FierceHomelandSecurity is reporting on testimony of VAdm. Charles Michel before the House Transportation subcommittee on Coast Guard and maritime transportation. As we have seen so many times recently, the Deputy commandant for Operations is pointing out that we simply do not have enough cutters to act upon all the intelligence we have for counter-drug operations. (If you look at the actual testimony, he also covers much more.)

It seems the Commandant and his staff have been repeating the same story at every opportunity.

I think they are doing the right thing. The Commandant makes a convincing case for why the country should want to do this. The other theme that accompanies it is the need for three heavy and three medium icebreakers, and the fact that the Coast Guard cannot afford to build them without a substantial budget increase.
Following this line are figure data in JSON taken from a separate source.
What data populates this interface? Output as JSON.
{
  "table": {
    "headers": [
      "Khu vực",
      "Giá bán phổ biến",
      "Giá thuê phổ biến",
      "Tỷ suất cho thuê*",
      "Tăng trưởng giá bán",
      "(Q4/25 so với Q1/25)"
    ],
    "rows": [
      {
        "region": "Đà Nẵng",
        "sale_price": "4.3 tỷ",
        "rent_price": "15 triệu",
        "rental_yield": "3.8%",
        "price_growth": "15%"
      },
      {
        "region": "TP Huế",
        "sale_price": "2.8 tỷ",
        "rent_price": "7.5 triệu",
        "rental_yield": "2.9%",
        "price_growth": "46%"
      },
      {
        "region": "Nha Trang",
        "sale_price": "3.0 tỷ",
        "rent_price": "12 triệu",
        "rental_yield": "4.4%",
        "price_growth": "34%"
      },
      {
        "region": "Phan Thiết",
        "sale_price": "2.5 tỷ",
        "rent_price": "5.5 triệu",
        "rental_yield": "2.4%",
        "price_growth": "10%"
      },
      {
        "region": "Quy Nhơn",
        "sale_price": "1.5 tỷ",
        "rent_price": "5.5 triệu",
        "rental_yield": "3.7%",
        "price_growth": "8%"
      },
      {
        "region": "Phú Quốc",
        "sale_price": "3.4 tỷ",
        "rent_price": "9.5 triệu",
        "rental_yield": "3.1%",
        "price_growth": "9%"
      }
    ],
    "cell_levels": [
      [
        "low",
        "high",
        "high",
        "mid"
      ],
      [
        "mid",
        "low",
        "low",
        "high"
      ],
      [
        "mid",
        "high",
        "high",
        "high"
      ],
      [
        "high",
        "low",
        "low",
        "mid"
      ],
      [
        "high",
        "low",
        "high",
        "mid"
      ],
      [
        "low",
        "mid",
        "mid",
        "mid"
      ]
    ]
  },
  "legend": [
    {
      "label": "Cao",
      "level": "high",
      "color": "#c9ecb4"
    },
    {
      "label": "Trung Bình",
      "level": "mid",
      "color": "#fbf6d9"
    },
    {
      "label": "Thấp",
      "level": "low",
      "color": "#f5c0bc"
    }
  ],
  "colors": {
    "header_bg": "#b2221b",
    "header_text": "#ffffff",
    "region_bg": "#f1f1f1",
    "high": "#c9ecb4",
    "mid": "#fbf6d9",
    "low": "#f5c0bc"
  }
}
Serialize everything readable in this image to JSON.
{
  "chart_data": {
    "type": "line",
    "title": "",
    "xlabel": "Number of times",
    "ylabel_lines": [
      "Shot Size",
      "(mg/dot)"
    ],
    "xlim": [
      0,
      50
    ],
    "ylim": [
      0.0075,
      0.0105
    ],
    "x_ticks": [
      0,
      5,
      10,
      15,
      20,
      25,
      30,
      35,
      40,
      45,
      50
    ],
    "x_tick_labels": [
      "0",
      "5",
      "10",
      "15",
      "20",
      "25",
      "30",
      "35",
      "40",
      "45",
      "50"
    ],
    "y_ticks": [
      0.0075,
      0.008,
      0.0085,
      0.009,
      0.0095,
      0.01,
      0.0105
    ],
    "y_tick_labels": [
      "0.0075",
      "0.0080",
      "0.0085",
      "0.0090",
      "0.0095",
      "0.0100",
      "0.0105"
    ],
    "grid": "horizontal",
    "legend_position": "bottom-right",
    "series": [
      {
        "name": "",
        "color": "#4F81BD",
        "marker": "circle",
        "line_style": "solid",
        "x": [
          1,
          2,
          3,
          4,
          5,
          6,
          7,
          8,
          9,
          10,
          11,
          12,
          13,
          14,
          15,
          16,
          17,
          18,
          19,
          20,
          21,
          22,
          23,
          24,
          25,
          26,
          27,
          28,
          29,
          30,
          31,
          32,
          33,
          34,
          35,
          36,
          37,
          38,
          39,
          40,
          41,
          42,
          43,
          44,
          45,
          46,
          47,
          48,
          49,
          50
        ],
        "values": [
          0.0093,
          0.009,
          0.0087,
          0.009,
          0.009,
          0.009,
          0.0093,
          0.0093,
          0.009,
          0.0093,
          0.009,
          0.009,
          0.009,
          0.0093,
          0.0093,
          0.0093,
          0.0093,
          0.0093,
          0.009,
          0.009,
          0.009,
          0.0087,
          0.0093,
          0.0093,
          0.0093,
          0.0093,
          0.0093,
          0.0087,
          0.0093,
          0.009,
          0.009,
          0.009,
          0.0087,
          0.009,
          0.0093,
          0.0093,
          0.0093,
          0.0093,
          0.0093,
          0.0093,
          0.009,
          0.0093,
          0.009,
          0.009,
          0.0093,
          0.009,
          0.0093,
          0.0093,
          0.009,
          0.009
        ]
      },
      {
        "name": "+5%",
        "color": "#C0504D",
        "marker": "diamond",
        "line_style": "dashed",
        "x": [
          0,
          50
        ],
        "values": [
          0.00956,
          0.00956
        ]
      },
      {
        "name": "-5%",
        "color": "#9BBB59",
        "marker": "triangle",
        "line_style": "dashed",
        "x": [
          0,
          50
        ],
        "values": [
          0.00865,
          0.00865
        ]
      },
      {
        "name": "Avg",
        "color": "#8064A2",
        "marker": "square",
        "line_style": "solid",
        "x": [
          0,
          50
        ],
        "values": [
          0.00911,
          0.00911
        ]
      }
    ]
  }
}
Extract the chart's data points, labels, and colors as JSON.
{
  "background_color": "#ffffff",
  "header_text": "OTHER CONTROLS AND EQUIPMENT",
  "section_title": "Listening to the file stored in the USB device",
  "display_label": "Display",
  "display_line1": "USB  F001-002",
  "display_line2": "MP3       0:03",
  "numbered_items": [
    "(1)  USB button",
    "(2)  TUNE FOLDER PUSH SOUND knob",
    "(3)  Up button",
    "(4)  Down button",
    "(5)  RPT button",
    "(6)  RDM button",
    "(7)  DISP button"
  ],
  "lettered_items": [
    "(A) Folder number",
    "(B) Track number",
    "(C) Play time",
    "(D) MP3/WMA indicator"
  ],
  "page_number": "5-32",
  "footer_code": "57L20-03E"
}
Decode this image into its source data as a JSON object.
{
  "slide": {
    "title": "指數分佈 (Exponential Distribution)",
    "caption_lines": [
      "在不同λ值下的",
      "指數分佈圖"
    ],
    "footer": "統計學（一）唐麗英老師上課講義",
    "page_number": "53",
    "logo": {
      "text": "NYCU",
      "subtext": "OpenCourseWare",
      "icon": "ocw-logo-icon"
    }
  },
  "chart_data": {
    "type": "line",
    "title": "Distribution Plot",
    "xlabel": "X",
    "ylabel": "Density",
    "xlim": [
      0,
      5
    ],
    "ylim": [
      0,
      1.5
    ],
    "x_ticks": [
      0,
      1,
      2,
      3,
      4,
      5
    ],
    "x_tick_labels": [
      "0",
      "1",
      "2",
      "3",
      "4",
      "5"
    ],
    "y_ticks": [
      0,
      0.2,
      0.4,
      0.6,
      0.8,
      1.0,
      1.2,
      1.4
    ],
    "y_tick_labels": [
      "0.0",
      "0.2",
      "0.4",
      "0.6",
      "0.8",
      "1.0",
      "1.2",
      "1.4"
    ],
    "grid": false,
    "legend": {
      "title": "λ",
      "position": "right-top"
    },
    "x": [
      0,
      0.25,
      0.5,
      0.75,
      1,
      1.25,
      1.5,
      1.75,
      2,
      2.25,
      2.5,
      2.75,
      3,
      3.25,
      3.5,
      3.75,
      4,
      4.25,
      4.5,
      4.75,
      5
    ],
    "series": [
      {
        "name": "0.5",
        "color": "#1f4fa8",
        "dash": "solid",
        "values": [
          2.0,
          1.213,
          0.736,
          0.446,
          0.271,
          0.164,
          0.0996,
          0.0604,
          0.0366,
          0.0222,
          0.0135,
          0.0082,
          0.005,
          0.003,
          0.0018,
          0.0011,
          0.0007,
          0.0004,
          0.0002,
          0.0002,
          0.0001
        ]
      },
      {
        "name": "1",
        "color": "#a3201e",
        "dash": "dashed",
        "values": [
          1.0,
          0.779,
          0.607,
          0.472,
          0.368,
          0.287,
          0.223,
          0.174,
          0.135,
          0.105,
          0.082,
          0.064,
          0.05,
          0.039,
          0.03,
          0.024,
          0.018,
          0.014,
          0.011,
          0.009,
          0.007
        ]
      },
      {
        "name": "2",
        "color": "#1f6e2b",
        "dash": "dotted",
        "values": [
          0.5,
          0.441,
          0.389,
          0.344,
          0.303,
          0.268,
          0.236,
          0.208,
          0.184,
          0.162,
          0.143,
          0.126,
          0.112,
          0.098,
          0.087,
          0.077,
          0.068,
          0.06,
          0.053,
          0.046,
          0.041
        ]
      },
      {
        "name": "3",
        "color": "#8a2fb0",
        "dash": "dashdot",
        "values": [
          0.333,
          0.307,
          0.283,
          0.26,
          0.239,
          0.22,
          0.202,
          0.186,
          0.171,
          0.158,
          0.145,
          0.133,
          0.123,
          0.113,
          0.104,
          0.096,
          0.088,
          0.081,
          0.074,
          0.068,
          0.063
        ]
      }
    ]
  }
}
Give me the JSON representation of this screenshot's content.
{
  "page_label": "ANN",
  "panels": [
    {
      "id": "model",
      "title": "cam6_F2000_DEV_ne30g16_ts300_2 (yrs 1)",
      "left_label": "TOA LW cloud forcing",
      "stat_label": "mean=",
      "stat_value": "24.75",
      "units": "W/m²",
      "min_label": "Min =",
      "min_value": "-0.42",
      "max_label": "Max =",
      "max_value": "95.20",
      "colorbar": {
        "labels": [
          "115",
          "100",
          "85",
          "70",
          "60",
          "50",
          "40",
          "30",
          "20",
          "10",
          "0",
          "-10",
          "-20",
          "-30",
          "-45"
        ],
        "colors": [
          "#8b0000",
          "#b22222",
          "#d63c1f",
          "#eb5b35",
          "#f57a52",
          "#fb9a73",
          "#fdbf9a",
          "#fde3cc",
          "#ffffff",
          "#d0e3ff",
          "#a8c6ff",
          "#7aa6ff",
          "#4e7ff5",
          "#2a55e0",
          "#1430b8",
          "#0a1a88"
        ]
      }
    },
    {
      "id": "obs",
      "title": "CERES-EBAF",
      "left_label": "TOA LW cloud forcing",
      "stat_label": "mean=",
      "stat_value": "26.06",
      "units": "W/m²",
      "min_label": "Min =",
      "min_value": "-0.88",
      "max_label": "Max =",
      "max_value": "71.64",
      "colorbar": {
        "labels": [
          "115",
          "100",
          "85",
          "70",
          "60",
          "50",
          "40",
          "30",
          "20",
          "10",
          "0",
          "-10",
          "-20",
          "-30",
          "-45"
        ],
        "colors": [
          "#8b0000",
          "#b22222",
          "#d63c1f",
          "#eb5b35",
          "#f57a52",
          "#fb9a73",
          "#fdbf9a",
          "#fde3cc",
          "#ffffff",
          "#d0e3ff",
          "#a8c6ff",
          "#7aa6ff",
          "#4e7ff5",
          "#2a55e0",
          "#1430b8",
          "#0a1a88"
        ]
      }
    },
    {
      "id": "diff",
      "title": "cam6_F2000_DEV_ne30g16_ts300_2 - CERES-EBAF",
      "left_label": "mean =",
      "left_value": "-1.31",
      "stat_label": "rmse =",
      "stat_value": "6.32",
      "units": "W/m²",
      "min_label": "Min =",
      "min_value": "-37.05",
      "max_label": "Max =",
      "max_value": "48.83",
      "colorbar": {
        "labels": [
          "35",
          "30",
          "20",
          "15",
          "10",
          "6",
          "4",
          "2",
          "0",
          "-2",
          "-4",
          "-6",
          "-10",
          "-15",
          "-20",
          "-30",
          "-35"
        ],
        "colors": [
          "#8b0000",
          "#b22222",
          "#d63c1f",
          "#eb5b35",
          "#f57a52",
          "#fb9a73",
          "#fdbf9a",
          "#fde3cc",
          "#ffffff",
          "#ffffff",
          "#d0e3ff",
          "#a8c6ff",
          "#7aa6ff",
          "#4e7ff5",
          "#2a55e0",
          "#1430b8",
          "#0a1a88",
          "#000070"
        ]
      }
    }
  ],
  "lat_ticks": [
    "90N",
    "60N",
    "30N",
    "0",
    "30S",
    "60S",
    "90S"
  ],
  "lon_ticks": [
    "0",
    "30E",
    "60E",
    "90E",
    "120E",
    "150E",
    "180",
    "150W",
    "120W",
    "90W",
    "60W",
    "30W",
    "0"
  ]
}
It seems the Commandant and staff are doing their best to make a case for more money for shipbuilding. They are using the DHS Fleet Mix Study to point to the need for even more cutters than provided in the program of record and the “High Latitude Region Mission Analysis” to justify the Icebreakers.

I could point to additional shortfalls including the dearth of assets in the Western Pacific, but it looks like the Commandant has chosen his battle, and he is fighting it with determination.

The question now is, is anyone really interested in the Polar regions and our neighbors in Latin America and the problems created by the criminals that run the drug trade there.